You will see the intuition, the step-by-step method, and a clean Python implementation you can use in interviews.

Problem Statement
The hash of a 0-indexed string s of length k, given integers p and m, is computed using the following function: hash(s, p, m) = (val(s[0]) * p0 + val(s[1]) * p1 + ... + val(s[k-1]) * pk-1) mod m.
Quick Facts
- Difficulty: Hard
- Premium: No
- Tags: String, Sliding Window, Hash Function, Rolling Hash
Intuition
We are looking for a contiguous region that satisfies a constraint, which is a classic sliding-window signal.
Expanding and shrinking the window lets us maintain validity without restarting the scan.
Approach
Grow the window with a right pointer, and shrink from the left only when the constraint is violated.
Track the best window as you go to keep the solution linear.
Steps:
- Expand the right end of the window.
- While invalid, move the left end to restore constraints.
- Update the best window found.
Example
Input: s = "leetcode", power = 7, modulo = 20, k = 2, hashValue = 0
Output: "ee"
Explanation: The hash of "ee" can be computed to be hash("ee", 7, 20) = (5 * 1 + 5 * 7) mod 20 = 40 mod 20 = 0.

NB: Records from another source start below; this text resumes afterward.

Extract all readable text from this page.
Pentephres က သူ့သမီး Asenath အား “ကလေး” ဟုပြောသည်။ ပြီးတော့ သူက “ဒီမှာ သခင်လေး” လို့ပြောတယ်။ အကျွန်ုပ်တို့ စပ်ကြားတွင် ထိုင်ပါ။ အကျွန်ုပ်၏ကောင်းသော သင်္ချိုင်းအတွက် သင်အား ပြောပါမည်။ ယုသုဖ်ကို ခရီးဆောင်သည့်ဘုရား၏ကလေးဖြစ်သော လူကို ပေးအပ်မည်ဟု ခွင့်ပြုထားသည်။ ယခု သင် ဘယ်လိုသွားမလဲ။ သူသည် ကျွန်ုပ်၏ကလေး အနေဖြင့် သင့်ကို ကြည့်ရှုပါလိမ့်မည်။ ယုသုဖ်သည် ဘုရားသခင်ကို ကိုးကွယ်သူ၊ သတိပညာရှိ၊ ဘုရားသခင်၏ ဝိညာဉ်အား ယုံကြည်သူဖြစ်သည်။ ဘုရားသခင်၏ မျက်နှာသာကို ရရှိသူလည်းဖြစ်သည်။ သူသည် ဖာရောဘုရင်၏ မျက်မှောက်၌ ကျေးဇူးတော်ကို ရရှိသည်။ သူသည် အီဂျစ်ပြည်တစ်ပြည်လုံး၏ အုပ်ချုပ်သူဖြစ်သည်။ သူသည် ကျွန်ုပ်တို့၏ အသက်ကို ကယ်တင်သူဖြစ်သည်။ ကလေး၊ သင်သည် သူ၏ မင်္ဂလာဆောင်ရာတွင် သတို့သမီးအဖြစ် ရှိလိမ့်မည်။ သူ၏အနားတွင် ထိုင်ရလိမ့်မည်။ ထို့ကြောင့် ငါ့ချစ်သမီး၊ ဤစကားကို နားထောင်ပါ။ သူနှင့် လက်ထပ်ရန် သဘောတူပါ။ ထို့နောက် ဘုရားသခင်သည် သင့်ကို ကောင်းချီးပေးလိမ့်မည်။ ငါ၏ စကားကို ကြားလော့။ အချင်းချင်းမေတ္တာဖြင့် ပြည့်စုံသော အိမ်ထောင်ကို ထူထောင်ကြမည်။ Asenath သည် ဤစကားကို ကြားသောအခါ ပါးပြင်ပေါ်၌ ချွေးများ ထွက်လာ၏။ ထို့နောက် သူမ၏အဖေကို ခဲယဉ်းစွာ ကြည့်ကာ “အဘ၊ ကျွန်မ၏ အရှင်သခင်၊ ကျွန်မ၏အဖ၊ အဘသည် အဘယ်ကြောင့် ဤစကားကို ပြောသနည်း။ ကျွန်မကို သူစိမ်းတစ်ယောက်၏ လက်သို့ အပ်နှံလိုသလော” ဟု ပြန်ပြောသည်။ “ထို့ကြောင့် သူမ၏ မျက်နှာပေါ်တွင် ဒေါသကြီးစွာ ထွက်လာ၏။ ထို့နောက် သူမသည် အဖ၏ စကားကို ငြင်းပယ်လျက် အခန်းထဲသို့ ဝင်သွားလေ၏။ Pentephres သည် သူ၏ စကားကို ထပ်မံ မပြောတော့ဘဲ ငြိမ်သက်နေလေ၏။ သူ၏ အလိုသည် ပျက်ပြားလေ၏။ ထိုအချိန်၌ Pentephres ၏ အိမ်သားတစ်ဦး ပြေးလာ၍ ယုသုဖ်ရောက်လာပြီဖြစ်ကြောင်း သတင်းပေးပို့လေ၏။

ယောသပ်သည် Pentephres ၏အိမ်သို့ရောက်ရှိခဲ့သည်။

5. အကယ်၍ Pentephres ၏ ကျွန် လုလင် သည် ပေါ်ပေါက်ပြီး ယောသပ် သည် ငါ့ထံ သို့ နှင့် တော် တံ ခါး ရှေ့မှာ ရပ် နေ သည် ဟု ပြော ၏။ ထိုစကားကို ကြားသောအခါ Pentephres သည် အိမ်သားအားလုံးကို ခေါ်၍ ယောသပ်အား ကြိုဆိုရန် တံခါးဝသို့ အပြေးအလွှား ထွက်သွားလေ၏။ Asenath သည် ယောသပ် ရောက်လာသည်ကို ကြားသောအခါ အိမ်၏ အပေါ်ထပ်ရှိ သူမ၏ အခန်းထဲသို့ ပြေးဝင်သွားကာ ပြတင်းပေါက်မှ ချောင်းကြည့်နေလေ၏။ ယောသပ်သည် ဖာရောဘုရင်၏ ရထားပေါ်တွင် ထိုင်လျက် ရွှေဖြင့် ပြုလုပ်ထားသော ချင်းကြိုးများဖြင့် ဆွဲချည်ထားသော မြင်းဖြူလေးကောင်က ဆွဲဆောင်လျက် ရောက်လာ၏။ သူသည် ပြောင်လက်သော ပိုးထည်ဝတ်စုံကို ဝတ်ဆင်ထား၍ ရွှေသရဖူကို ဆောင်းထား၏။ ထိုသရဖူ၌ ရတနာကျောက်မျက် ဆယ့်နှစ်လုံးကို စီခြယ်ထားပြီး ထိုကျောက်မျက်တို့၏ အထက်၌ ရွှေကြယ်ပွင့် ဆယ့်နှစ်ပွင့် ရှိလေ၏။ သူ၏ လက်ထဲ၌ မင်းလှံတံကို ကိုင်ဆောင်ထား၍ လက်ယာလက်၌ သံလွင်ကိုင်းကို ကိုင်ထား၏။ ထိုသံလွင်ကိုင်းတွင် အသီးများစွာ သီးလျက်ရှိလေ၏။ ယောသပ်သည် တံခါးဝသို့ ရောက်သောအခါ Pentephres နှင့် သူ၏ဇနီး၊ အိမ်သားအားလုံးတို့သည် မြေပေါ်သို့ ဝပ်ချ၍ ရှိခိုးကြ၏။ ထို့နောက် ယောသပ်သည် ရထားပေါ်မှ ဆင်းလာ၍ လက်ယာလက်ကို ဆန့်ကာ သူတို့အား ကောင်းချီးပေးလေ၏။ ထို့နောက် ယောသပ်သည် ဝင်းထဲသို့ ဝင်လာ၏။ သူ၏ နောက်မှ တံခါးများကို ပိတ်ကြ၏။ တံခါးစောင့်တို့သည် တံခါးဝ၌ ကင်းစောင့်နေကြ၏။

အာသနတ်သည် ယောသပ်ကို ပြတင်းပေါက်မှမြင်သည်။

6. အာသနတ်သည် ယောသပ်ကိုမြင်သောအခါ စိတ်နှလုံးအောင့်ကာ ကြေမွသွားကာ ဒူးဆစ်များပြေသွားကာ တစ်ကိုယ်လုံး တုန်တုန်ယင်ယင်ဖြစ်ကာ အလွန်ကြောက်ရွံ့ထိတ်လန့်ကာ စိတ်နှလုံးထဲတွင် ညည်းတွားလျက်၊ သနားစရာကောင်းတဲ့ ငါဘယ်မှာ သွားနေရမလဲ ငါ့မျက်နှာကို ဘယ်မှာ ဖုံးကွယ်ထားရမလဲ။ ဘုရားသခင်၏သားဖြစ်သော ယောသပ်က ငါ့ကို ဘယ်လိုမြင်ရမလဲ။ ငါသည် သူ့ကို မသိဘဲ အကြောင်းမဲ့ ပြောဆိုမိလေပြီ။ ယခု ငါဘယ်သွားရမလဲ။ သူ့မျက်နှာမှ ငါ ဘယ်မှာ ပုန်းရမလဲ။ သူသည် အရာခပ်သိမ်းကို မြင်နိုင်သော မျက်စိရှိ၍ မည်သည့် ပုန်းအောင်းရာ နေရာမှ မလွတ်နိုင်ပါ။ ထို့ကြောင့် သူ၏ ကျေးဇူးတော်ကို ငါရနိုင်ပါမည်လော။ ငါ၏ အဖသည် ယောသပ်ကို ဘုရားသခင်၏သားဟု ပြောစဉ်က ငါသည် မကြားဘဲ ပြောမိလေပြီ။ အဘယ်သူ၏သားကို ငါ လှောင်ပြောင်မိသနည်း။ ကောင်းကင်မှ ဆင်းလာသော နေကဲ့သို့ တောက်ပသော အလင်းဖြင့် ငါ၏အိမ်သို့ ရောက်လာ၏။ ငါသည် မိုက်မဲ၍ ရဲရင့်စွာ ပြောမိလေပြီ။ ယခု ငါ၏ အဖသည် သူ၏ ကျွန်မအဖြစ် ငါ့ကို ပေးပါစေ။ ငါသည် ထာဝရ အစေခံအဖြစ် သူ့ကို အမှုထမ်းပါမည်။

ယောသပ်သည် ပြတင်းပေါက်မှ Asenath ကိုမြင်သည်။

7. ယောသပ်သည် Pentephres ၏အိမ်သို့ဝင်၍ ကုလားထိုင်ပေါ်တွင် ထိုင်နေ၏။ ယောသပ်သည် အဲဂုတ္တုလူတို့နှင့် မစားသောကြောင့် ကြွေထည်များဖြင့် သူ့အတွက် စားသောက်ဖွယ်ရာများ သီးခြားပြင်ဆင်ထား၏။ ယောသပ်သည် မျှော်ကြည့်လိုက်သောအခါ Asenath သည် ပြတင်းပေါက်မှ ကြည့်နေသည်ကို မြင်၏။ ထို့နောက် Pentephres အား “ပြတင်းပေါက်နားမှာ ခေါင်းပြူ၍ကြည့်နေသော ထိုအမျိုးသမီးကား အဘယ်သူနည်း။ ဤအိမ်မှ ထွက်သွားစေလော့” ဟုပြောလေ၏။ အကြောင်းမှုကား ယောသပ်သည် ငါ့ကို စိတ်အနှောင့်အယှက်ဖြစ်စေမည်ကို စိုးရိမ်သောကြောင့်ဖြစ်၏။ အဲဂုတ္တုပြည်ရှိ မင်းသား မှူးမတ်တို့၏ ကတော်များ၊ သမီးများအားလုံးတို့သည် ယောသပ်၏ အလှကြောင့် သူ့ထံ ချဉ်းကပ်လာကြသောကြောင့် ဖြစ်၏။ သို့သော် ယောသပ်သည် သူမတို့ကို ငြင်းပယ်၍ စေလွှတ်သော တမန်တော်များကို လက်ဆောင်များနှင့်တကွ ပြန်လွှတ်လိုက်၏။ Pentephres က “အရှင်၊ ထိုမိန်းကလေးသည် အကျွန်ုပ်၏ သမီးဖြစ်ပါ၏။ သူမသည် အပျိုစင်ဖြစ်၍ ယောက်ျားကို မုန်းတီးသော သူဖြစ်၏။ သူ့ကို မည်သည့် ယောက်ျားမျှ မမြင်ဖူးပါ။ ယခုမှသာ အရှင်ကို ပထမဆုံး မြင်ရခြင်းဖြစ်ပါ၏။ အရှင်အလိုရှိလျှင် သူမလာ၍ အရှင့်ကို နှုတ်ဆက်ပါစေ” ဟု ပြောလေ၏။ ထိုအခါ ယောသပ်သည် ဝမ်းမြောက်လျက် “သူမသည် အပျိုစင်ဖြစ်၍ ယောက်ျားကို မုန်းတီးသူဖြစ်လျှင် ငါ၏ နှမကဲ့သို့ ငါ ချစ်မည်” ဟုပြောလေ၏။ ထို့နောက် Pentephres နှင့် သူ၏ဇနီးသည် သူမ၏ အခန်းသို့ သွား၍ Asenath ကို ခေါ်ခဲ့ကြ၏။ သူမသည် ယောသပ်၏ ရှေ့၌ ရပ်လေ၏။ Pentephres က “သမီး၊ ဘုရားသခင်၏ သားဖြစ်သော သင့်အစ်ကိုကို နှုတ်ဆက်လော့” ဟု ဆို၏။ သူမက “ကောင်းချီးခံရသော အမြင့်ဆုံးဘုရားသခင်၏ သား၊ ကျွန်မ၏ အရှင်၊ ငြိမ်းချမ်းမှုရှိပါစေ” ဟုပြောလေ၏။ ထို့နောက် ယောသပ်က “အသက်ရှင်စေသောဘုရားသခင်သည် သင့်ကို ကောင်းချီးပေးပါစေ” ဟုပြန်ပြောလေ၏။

"ee" is the first substring of length 2 with hashValue 0. Hence, we return "ee".
Python Solution
class Solution:
def subStrHash(
self, s: str, power: int, modulo: int, k: int, hashValue: int
) -> str:
h, n = 0, len(s)
p = 1
for i in range(n - 1, n - 1 - k, -1):
val = ord(s[i]) - ord("a") + 1
h = ((h * power) + val) % modulo
if i != n - k:
p = p * power % modulo
j = n - k
for i in range(n - 1 - k, -1, -1):
pre = ord(s[i + k]) - ord("a") + 1
cur = ord(s[i]) - ord("a") + 1
h = ((h - pre * p) * power + cur) % modulo
if h == hashValue:
j = i
return s[j : j + k]
Complexity
The time complexity is , where is the length of the string. The space complexity is .
Edge Cases and Pitfalls
Watch for boundary values, empty inputs, and duplicate values where applicable. If the problem involves ordering or constraints, confirm the invariant is preserved at every step.
Summary
This Python solution focuses on the essential structure of the problem and keeps the implementation interview-friendly while meeting the constraints.